„Mir ist viel Deckhaar weggebrochen“
Der deutsche Schauspieler Matthias Koeberlin über zehn Jahre „Die Toten vom Bodensee“, das Älterwerden, den Abgang seiner Kollegin Nora Waldstätten und warum er kein Auto hat
Düstere Verbrechen in einer wunderschönen Urlaubsregion: Seit zehn Jahren begeistert die deutsch-österreichische Krimireihe „Die Toten vom Bodensee“mit Matthias Koeberlin das Publikum. Im neuen Film mit dem Titel „Atemlos“, der heute im ZDF zu sehen ist, müssen der deutsche Kommissar Oberländer und seine österreichische Kollegin Luisa Hoffmann (Alina Fritsch) den Mord an einer Frau aufklären, die mit einem Tauchgewicht um den Hals aus dem See gezogen wurde.
Mattthias Koeberlin, Ihre Krimireihe „Die Toten vom Bodensee“wird jetzt zehn Jahre alt. Wie fällt Ihre Zwischenbilanz aus?
Auch nach zehn Jahren macht mir das Ganze immer noch großen Spaß. Na ja, optisch habe ich mich in der Zeit auch ganz schön verändert.
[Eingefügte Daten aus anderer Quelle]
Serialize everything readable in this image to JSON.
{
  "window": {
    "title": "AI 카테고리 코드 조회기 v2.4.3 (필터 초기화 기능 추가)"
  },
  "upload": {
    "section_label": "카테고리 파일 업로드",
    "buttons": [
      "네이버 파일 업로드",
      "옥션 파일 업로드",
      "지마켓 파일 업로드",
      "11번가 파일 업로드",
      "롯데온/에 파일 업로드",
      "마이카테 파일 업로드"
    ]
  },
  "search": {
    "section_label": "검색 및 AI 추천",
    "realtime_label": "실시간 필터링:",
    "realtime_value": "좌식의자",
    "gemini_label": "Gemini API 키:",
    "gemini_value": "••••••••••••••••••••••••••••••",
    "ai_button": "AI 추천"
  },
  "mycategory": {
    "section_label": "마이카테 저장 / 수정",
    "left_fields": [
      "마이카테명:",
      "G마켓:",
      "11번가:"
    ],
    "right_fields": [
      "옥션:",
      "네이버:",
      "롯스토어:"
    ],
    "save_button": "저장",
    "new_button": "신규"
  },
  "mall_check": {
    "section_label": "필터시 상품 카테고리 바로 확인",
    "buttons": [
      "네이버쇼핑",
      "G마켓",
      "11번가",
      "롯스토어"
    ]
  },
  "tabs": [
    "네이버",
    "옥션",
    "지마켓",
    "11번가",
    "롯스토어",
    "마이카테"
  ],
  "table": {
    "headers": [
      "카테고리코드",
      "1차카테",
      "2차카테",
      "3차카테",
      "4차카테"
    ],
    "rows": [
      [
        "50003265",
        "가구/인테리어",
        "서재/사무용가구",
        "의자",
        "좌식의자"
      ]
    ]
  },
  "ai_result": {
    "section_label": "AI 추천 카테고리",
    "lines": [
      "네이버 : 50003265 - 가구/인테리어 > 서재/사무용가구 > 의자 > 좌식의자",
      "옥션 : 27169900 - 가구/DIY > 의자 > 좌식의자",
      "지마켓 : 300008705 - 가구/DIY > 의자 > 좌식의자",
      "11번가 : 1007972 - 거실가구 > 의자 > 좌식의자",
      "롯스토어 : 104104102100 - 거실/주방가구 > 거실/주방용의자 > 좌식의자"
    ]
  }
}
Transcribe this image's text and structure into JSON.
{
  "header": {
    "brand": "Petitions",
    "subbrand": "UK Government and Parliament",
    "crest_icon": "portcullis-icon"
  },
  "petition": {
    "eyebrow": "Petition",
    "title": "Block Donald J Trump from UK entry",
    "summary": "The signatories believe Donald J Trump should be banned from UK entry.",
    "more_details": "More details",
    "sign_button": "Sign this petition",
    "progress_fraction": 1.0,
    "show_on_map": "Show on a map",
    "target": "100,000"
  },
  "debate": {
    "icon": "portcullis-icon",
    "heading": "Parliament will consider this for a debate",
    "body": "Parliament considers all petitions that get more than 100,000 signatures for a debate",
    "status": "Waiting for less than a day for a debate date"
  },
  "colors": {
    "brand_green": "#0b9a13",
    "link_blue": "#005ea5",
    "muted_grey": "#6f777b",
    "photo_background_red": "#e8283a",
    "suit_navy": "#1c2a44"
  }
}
Ich habe zum Beispiel eine ganze Menge Haare gelassen. (lacht) Dass mir so viel Deckhaar weggebrochen ist, liegt aber nicht an der Reihe, die ist ja sehr erfolgreich. Darüber bin ich froh, denn das ist keine Selbstverständlichkeit. Es war zu Anfang auch gar nicht abzusehen, dass das mal so lange gehen wird.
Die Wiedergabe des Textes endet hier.